TEHRAN—The man tasked with engineering the recovery of Iran’s economy must do so from atop a central bank that is incapable of conducting financial transactions with most foreign governments and companies.
Akbar Komijani is deputy governor of Bank Markazi, Iran’s central bank, an institution the U.S. Treasury Department sanctioned in 2012 for allegedly aiding Iran’s nuclear program.
Called out of academia last year by the newly elected President Hasan Rouhani, Mr. Komijani says he was shocked by the state of the government’s finances, which had deteriorated dramatically during former President Mahmoud Ahmadinejad‘s tenure.
“The sanctions were a catalyzer that exposed many other problems in our economy,” said Mr. Komijani in an interview at Bank Markazi’s gleaming Tehran office tower, which looks up at the snow-capped peaks of the Alborz Mountains. “By July 2011, the sanctions really started to have an impact.”
Mr.

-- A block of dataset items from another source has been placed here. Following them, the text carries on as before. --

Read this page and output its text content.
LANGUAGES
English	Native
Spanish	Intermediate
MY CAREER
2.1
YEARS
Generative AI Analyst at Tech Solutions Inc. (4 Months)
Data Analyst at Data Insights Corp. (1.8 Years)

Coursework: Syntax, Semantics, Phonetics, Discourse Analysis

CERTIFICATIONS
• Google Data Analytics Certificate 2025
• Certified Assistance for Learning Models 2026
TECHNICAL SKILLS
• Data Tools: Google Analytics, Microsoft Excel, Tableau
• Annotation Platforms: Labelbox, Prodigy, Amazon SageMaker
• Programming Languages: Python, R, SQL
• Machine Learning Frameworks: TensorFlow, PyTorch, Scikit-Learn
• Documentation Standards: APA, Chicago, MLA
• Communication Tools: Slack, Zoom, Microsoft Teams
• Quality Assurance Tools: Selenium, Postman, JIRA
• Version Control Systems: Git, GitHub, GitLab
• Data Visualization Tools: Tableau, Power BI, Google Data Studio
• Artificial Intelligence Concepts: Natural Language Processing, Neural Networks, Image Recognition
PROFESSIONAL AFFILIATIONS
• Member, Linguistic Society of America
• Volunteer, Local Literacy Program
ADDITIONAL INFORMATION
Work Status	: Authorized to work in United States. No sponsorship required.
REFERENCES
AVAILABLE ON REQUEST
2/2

Komijani was named to oversee operations at Bank Markazi last August by President Rouhani, who has set out with a group of advisers to rebuild Iran’s economy amid sanctions and after the policies of President Ahmadinejad.
The firebrand former president, famous for his threats against Israel and his anti-Western vitriol, made huge financial commitments to public housing and poverty-alleviation programs at the same time international sanctions were drastically constricting Tehran’s ability to sell oil.
The sanctions the Obama administration placed on Bank Markazi blocked the institution from conducting financial transactions with virtually any foreign bank and drastically cut Tehran’s ability to repatriate most oil revenues. The central bank was also kicked out of the electronic banking system, known as the Swift network, which manages most international financial transactions from its offices in Belgium.
Mr. Komijani, who had earned his Ph.D. in economics from the University of Wisconsin in 1983, had served in senior posts at Bank Markazi during the presidency of the reformist cleric, Mohammad Khatami, which ended in 2005. But like many of that president’s aides, Mr. Komijani was purged for ideological and political reasons after the hard-line President Ahmadinejad took office. The economist took up a position teaching at the University of Tehran.
When he was brought back by Mr. Rouhani, the deputy governor and other members of the economic team responded by cutting many of Mr. Ahmadinejad’s programs and sharply raising interest rates in an effort to shore up the rial and tame inflation. Mr. Rouhani’s government also began attempting to reclaim what are estimated to be tens of billions of dollars in funds that disappeared from the government’s books during Mr. Ahmadinejad’s tenure, some as a result of rampant oil smuggling that took place as Western sanctions increased, according to Iranian officials.